3- Üretici dağınık yapıda. Ülkede işlevsiz birlik ve dernek enflasyonu var. Tabela ötesine geçip gerçek anlamda kooperatifleşme seviyesi çok düşük. Böyle bir ortamda üretici de haliyle ne girdi fiyatlarını kontrol etme ne de ürünün satış fiyatını belirleme şansına sahip. Organize olmayan üreticinin karşısında ise monopol ya da oligopol yapıya müsait sanayici/market zincirleri var.

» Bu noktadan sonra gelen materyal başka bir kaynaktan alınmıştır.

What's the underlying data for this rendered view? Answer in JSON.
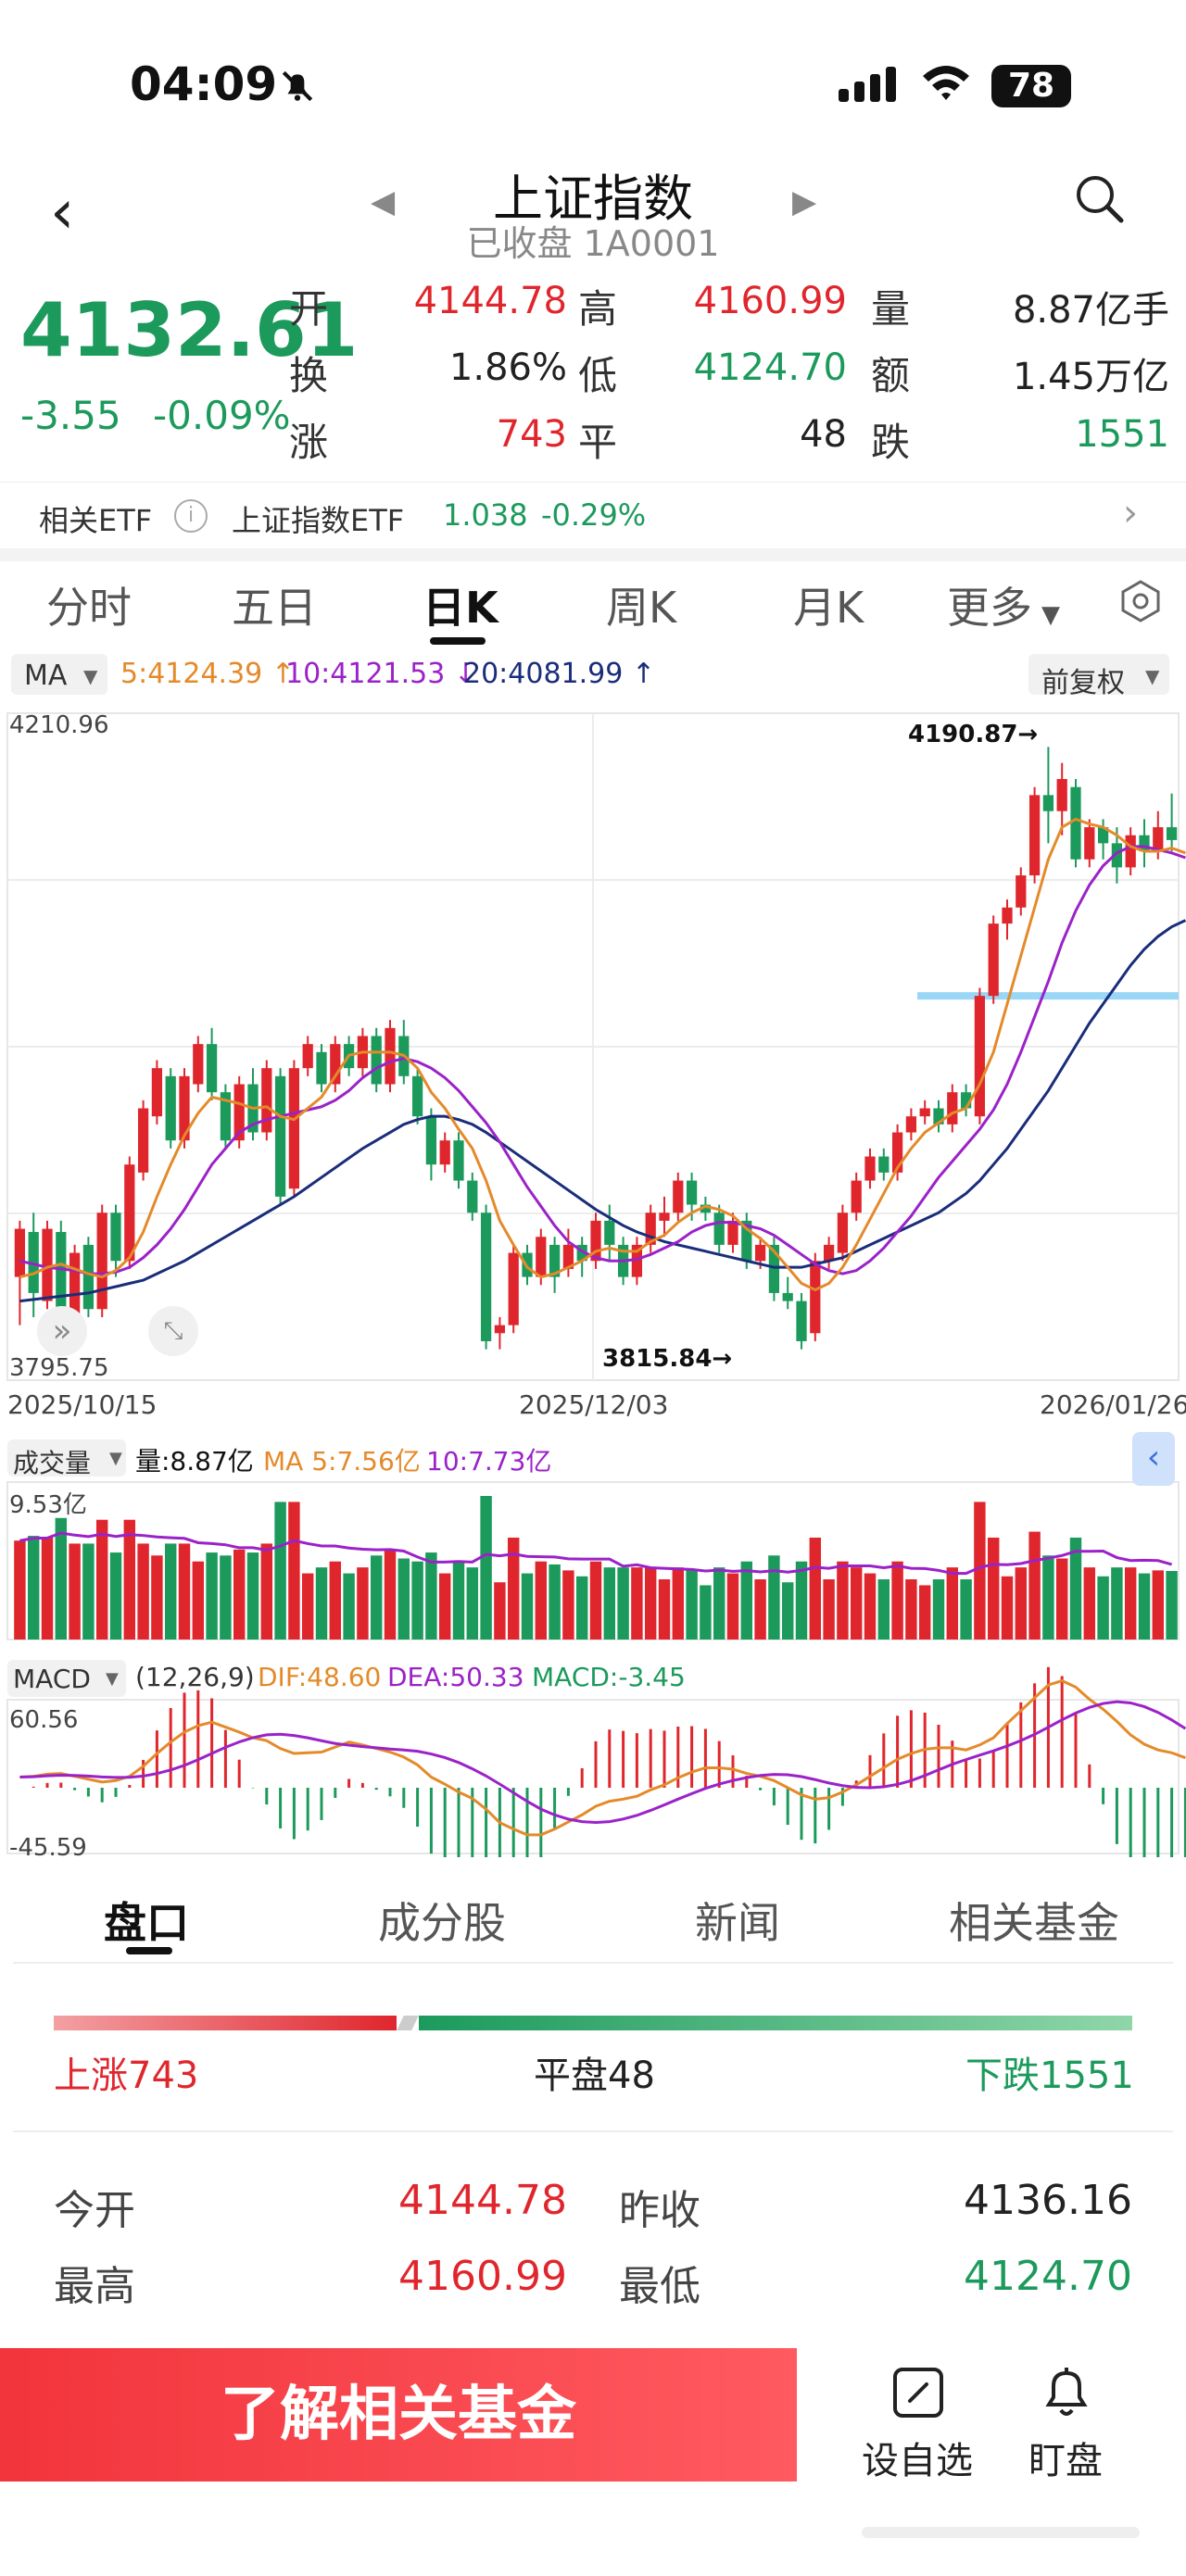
{
  "status_bar": {
    "time": "04:09",
    "battery": "78"
  },
  "header": {
    "title": "上证指数",
    "subtitle": "已收盘 1A0001"
  },
  "quote": {
    "price": "4132.61",
    "change": "-3.55",
    "change_pct": "-0.09%",
    "rows": [
      [
        {
          "label": "开",
          "value": "4144.78",
          "color": "red"
        },
        {
          "label": "高",
          "value": "4160.99",
          "color": "red"
        },
        {
          "label": "量",
          "value": "8.87亿手",
          "color": "black"
        }
      ],
      [
        {
          "label": "换",
          "value": "1.86%",
          "color": "black"
        },
        {
          "label": "低",
          "value": "4124.70",
          "color": "green"
        },
        {
          "label": "额",
          "value": "1.45万亿",
          "color": "black"
        }
      ],
      [
        {
          "label": "涨",
          "value": "743",
          "color": "red"
        },
        {
          "label": "平",
          "value": "48",
          "color": "black"
        },
        {
          "label": "跌",
          "value": "1551",
          "color": "green"
        }
      ]
    ]
  },
  "etf": {
    "label": "相关ETF",
    "name": "上证指数ETF",
    "price": "1.038",
    "pct": "-0.29%"
  },
  "tabs": {
    "t1": "分时",
    "t2": "五日",
    "t3": "日K",
    "t4": "周K",
    "t5": "月K",
    "t6": "更多"
  },
  "ma": {
    "type": "MA",
    "ma5": "5:4124.39",
    "ma10": "10:4121.53",
    "ma20": "20:4081.99",
    "adjust": "前复权"
  },
  "chart_data": {
    "type": "candlestick",
    "price_high_label": "4210.96",
    "price_low_label": "3795.75",
    "max_marker": "4190.87→",
    "min_marker": "3815.84→",
    "x_labels": [
      "2025/10/15",
      "2025/12/03",
      "2026/01/26"
    ],
    "ylim": [
      3795.75,
      4210.96
    ],
    "candles": [
      [
        3860,
        3890,
        3830,
        3895
      ],
      [
        3888,
        3850,
        3835,
        3900
      ],
      [
        3845,
        3890,
        3840,
        3895
      ],
      [
        3888,
        3830,
        3820,
        3895
      ],
      [
        3835,
        3875,
        3830,
        3880
      ],
      [
        3880,
        3840,
        3835,
        3885
      ],
      [
        3840,
        3900,
        3835,
        3905
      ],
      [
        3900,
        3870,
        3860,
        3905
      ],
      [
        3870,
        3930,
        3865,
        3935
      ],
      [
        3925,
        3965,
        3920,
        3970
      ],
      [
        3960,
        3990,
        3955,
        3995
      ],
      [
        3985,
        3945,
        3940,
        3990
      ],
      [
        3945,
        3985,
        3940,
        3990
      ],
      [
        3980,
        4005,
        3975,
        4010
      ],
      [
        4005,
        3975,
        3970,
        4015
      ],
      [
        3975,
        3945,
        3940,
        3980
      ],
      [
        3945,
        3980,
        3940,
        3985
      ],
      [
        3980,
        3950,
        3945,
        3990
      ],
      [
        3950,
        3990,
        3945,
        3995
      ],
      [
        3985,
        3910,
        3905,
        3990
      ],
      [
        3915,
        3990,
        3910,
        3995
      ],
      [
        3990,
        4005,
        3985,
        4010
      ],
      [
        4000,
        3980,
        3975,
        4005
      ],
      [
        3980,
        4005,
        3975,
        4010
      ],
      [
        4005,
        3990,
        3985,
        4010
      ],
      [
        3990,
        4010,
        3985,
        4015
      ],
      [
        4010,
        3980,
        3975,
        4015
      ],
      [
        3980,
        4015,
        3975,
        4020
      ],
      [
        4010,
        3985,
        3980,
        4020
      ],
      [
        3985,
        3960,
        3955,
        3990
      ],
      [
        3960,
        3930,
        3920,
        3965
      ],
      [
        3930,
        3945,
        3925,
        3950
      ],
      [
        3945,
        3920,
        3915,
        3950
      ],
      [
        3920,
        3900,
        3895,
        3925
      ],
      [
        3900,
        3820,
        3815,
        3905
      ],
      [
        3825,
        3830,
        3815,
        3835
      ],
      [
        3830,
        3875,
        3825,
        3880
      ],
      [
        3875,
        3860,
        3855,
        3880
      ],
      [
        3860,
        3885,
        3855,
        3890
      ],
      [
        3880,
        3860,
        3850,
        3885
      ],
      [
        3865,
        3880,
        3860,
        3890
      ],
      [
        3880,
        3870,
        3860,
        3885
      ],
      [
        3870,
        3895,
        3865,
        3900
      ],
      [
        3895,
        3880,
        3870,
        3905
      ],
      [
        3880,
        3860,
        3855,
        3885
      ],
      [
        3860,
        3880,
        3855,
        3885
      ],
      [
        3880,
        3900,
        3875,
        3905
      ],
      [
        3895,
        3900,
        3885,
        3910
      ],
      [
        3900,
        3920,
        3895,
        3925
      ],
      [
        3920,
        3905,
        3895,
        3925
      ],
      [
        3905,
        3900,
        3895,
        3910
      ],
      [
        3900,
        3880,
        3875,
        3905
      ],
      [
        3880,
        3895,
        3875,
        3900
      ],
      [
        3895,
        3870,
        3865,
        3900
      ],
      [
        3870,
        3880,
        3865,
        3885
      ],
      [
        3880,
        3850,
        3845,
        3885
      ],
      [
        3850,
        3845,
        3840,
        3860
      ],
      [
        3845,
        3820,
        3815,
        3850
      ],
      [
        3825,
        3870,
        3820,
        3875
      ],
      [
        3870,
        3880,
        3865,
        3885
      ],
      [
        3875,
        3900,
        3870,
        3905
      ],
      [
        3900,
        3920,
        3895,
        3925
      ],
      [
        3920,
        3935,
        3915,
        3940
      ],
      [
        3935,
        3925,
        3920,
        3940
      ],
      [
        3925,
        3950,
        3920,
        3955
      ],
      [
        3950,
        3960,
        3945,
        3965
      ],
      [
        3960,
        3965,
        3955,
        3970
      ],
      [
        3965,
        3955,
        3950,
        3970
      ],
      [
        3955,
        3975,
        3950,
        3980
      ],
      [
        3975,
        3965,
        3960,
        3980
      ],
      [
        3960,
        4035,
        3955,
        4040
      ],
      [
        4035,
        4080,
        4030,
        4085
      ],
      [
        4080,
        4090,
        4070,
        4095
      ],
      [
        4090,
        4110,
        4085,
        4115
      ],
      [
        4110,
        4160,
        4105,
        4165
      ],
      [
        4160,
        4150,
        4130,
        4190
      ],
      [
        4150,
        4170,
        4135,
        4180
      ],
      [
        4165,
        4120,
        4115,
        4170
      ],
      [
        4120,
        4140,
        4115,
        4145
      ],
      [
        4140,
        4130,
        4120,
        4145
      ],
      [
        4130,
        4115,
        4105,
        4140
      ],
      [
        4115,
        4135,
        4110,
        4140
      ],
      [
        4135,
        4125,
        4115,
        4145
      ],
      [
        4125,
        4140,
        4120,
        4150
      ],
      [
        4140,
        4132,
        4125,
        4161
      ]
    ],
    "ma5": [
      3860,
      3862,
      3866,
      3868,
      3865,
      3862,
      3860,
      3864,
      3872,
      3888,
      3910,
      3930,
      3948,
      3962,
      3972,
      3970,
      3968,
      3965,
      3966,
      3960,
      3958,
      3965,
      3972,
      3985,
      3998,
      4000,
      4000,
      4000,
      3998,
      3990,
      3975,
      3965,
      3952,
      3940,
      3920,
      3895,
      3880,
      3866,
      3860,
      3862,
      3866,
      3870,
      3876,
      3878,
      3876,
      3876,
      3882,
      3886,
      3894,
      3900,
      3904,
      3902,
      3898,
      3890,
      3884,
      3876,
      3866,
      3856,
      3852,
      3856,
      3866,
      3880,
      3896,
      3912,
      3928,
      3940,
      3950,
      3956,
      3962,
      3965,
      3980,
      4000,
      4030,
      4060,
      4090,
      4120,
      4140,
      4145,
      4142,
      4140,
      4135,
      4128,
      4125,
      4125,
      4127,
      4124
    ],
    "ma10": [
      3870,
      3868,
      3866,
      3865,
      3864,
      3862,
      3862,
      3863,
      3866,
      3872,
      3880,
      3890,
      3902,
      3916,
      3930,
      3940,
      3950,
      3955,
      3958,
      3960,
      3962,
      3964,
      3966,
      3970,
      3976,
      3984,
      3990,
      3994,
      3996,
      3994,
      3990,
      3984,
      3976,
      3966,
      3956,
      3944,
      3930,
      3916,
      3904,
      3892,
      3882,
      3876,
      3872,
      3870,
      3870,
      3871,
      3874,
      3878,
      3882,
      3888,
      3892,
      3894,
      3894,
      3892,
      3890,
      3886,
      3880,
      3874,
      3868,
      3864,
      3862,
      3864,
      3870,
      3878,
      3888,
      3898,
      3910,
      3922,
      3932,
      3942,
      3952,
      3964,
      3980,
      4000,
      4022,
      4044,
      4068,
      4088,
      4104,
      4116,
      4124,
      4128,
      4128,
      4126,
      4124,
      4121
    ],
    "ma20": [
      3845,
      3846,
      3847,
      3848,
      3849,
      3850,
      3852,
      3854,
      3856,
      3858,
      3862,
      3866,
      3870,
      3875,
      3880,
      3885,
      3890,
      3895,
      3900,
      3905,
      3910,
      3916,
      3922,
      3928,
      3934,
      3940,
      3945,
      3950,
      3955,
      3958,
      3960,
      3960,
      3958,
      3955,
      3950,
      3944,
      3938,
      3932,
      3926,
      3920,
      3914,
      3908,
      3902,
      3897,
      3892,
      3888,
      3885,
      3882,
      3880,
      3878,
      3876,
      3874,
      3872,
      3870,
      3868,
      3866,
      3866,
      3866,
      3868,
      3870,
      3872,
      3876,
      3880,
      3884,
      3888,
      3892,
      3896,
      3900,
      3906,
      3912,
      3920,
      3930,
      3940,
      3952,
      3964,
      3976,
      3990,
      4004,
      4018,
      4030,
      4042,
      4054,
      4064,
      4072,
      4078,
      4082
    ]
  },
  "volume": {
    "label": "成交量",
    "vol": "量:8.87亿",
    "ma5": "MA 5:7.56亿",
    "ma10": "10:7.73亿",
    "top": "9.53亿"
  },
  "macd": {
    "label": "MACD",
    "params": "(12,26,9)",
    "dif": "DIF:48.60",
    "dea": "DEA:50.33",
    "macd": "MACD:-3.45",
    "top": "60.56",
    "bottom": "-45.59"
  },
  "bottom_tabs": {
    "t1": "盘口",
    "t2": "成分股",
    "t3": "新闻",
    "t4": "相关基金"
  },
  "breadth": {
    "up": "上涨743",
    "flat": "平盘48",
    "down": "下跌1551"
  },
  "stats": [
    {
      "l1": "今开",
      "v1": "4144.78",
      "c1": "red",
      "l2": "昨收",
      "v2": "4136.16",
      "c2": "black"
    },
    {
      "l1": "最高",
      "v1": "4160.99",
      "c1": "red",
      "l2": "最低",
      "v2": "4124.70",
      "c2": "green"
    }
  ],
  "footer": {
    "cta": "了解相关基金",
    "add": "设自选",
    "watch": "盯盘"
  }
}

4- Verimlilik, ürün kaybı sorunumuz var. Hem bitkisel hem de hayvansal üretim tarafında yaşanan verim kaybı, lojistik tarafındaki yüksek zayiat oranı üreticinin rekabet avantajını ortadan kaldırıyor, düşük kar marjını da alıp götürüyor.

5- Veriler sağlıklı değil. Başta Türkiye İstatistik Kurumu'nun verileri olmak üzere tarım sektörüne yönelik veri tabanının güvenilirliği tartışma konusu. Bunun yeniden sağlıklı bir şekilde oluşturulması gerekiyor. Aksi takdirde, elinizde doğru veri olmadan doğru projeksiyon oluşturmak ve geleceğe yönelik üretim planlaması yapmak mümkün değil.

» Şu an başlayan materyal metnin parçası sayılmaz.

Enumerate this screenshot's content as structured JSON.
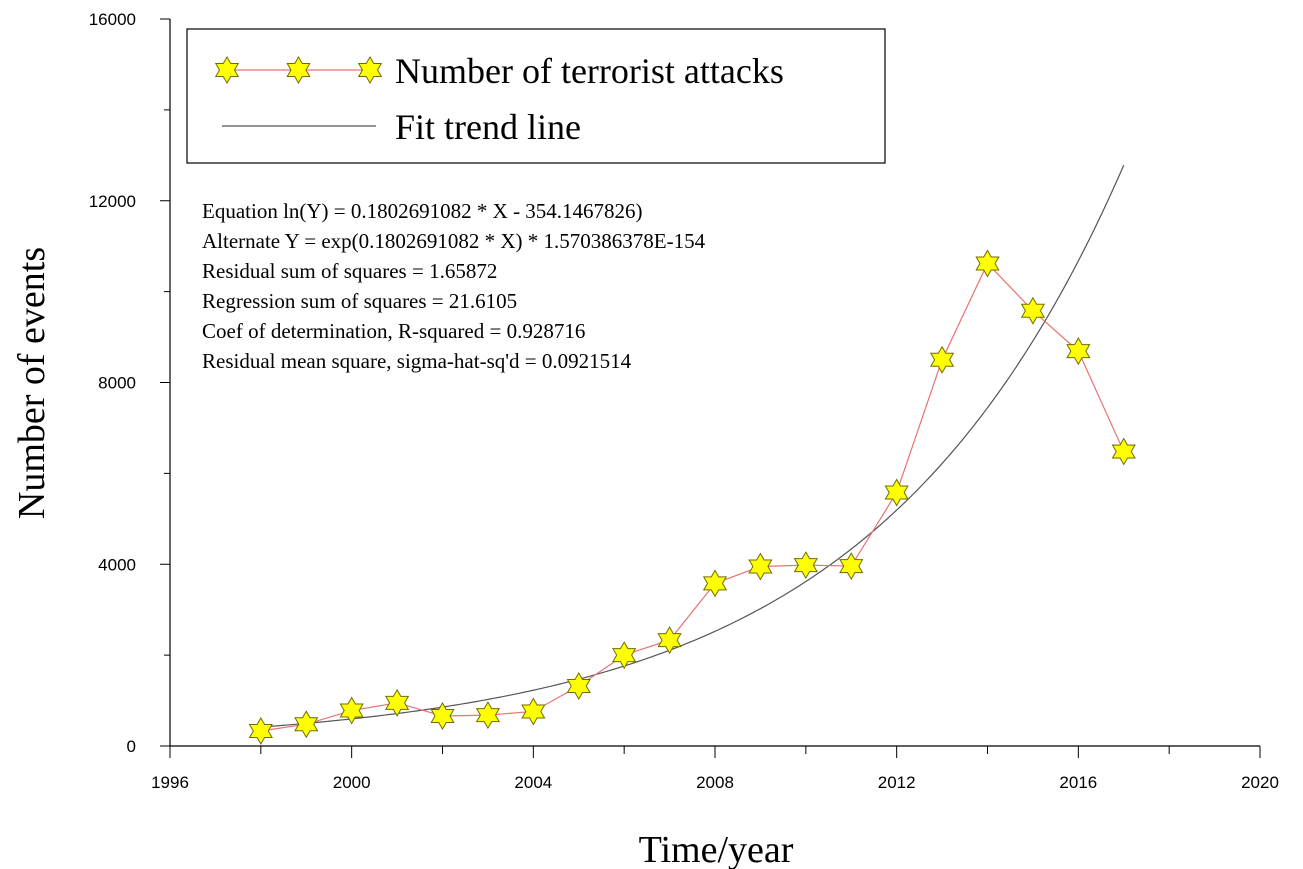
{
  "chart_data": {
    "type": "line",
    "xlabel": "Time/year",
    "ylabel": "Number of events",
    "xlim": [
      1996,
      2020
    ],
    "ylim": [
      0,
      16000
    ],
    "x_major_ticks": [
      1996,
      2000,
      2004,
      2008,
      2012,
      2016,
      2020
    ],
    "x_minor_step": 2,
    "y_major_ticks": [
      0,
      4000,
      8000,
      12000,
      16000
    ],
    "y_minor_step": 2000,
    "grid": false,
    "legend": {
      "position": "top-left",
      "entries": [
        {
          "label": "Number of terrorist attacks",
          "style": "line-star-marker"
        },
        {
          "label": "Fit trend line",
          "style": "line"
        }
      ]
    },
    "series": [
      {
        "name": "Number of terrorist attacks",
        "x": [
          1998,
          1999,
          2000,
          2001,
          2002,
          2003,
          2004,
          2005,
          2006,
          2007,
          2008,
          2009,
          2010,
          2011,
          2012,
          2013,
          2014,
          2015,
          2016,
          2017
        ],
        "values": [
          330,
          480,
          780,
          950,
          660,
          680,
          760,
          1320,
          2000,
          2330,
          3580,
          3950,
          3980,
          3960,
          5580,
          8500,
          10620,
          9580,
          8690,
          6480
        ],
        "line_color": "#e8736f",
        "marker": "star",
        "marker_fill": "#ffff00",
        "marker_stroke": "#6e6e00"
      },
      {
        "name": "Fit trend line",
        "type": "exponential-fit",
        "coef_a": 0.1802691082,
        "coef_b": 1.570386378e-154,
        "x_range": [
          1998,
          2017
        ],
        "line_color": "#555555"
      }
    ],
    "annotations": [
      "Equation ln(Y) = 0.1802691082 * X - 354.1467826)",
      "Alternate Y = exp(0.1802691082 * X) * 1.570386378E-154",
      "Residual sum of squares = 1.65872",
      "Regression sum of squares = 21.6105",
      "Coef of determination, R-squared = 0.928716",
      "Residual mean square, sigma-hat-sq'd = 0.0921514"
    ]
  }
}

6- Piyasalarda yeterli regülasyon yok. Farklı ürünler açısından serbest piyasa ekonomisi adı altındabir boşluk söz konusu. Tarım sektörü spekülasyonlara açık bir sektör hatta bir noktadan sonra işin içine manipülasyonlar dahi giriyor. Gerekli altyapı ve düzenlemeler ile makro ve mikro açıdan tarım politikaları oluşturulması gerekiyor.

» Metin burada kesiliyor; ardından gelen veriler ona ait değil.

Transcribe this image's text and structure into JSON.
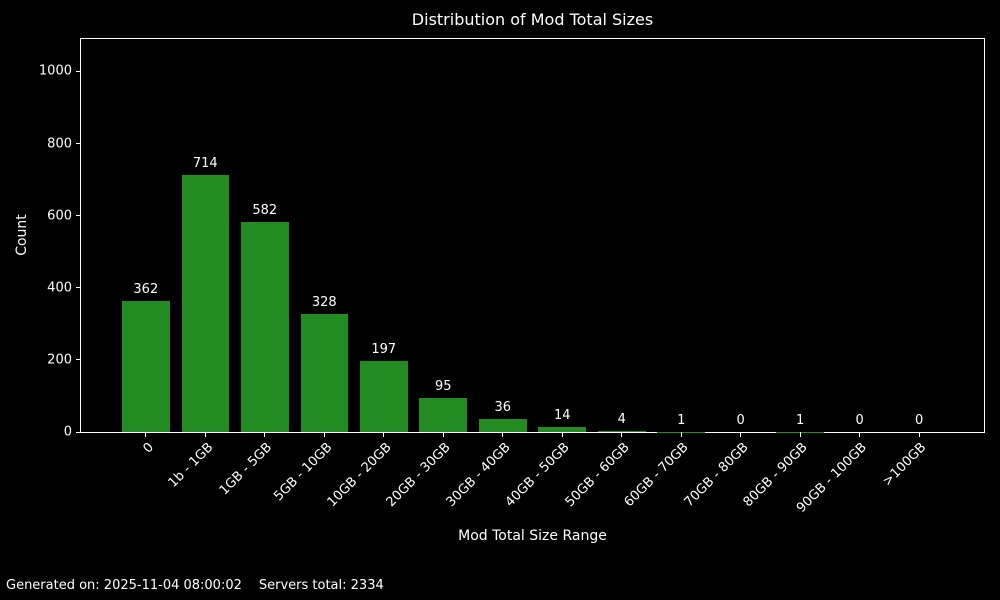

7- Kamu kurumlarının işlevselliği yeterli değil. Toprak Mahsulleri Ofisi (TMO), Et ve Süt Kurumu (ESK), Tarım Kredi Kooperatifleri ve Tarım İşletmeleri Genel Müdürlüğü (TİGEM) gibi kurumlar olması gereken düzenleyici ve destekleyici etkiyi sağlayamıyor.

8- Üçlü saç ayağı işlemiyor. Özel sektör-kamu-üniversitelerden oluşan 'ortak akıl üçgeni'oluşturulamadığı için kurumlar arasında etkileşim kopuk. Bu da inovasyon, Ar-Ge ve katma değerli ürünlerin üretimi ve pazarlanması noktasında yeterli altyapının oluşmasına engel oluyor.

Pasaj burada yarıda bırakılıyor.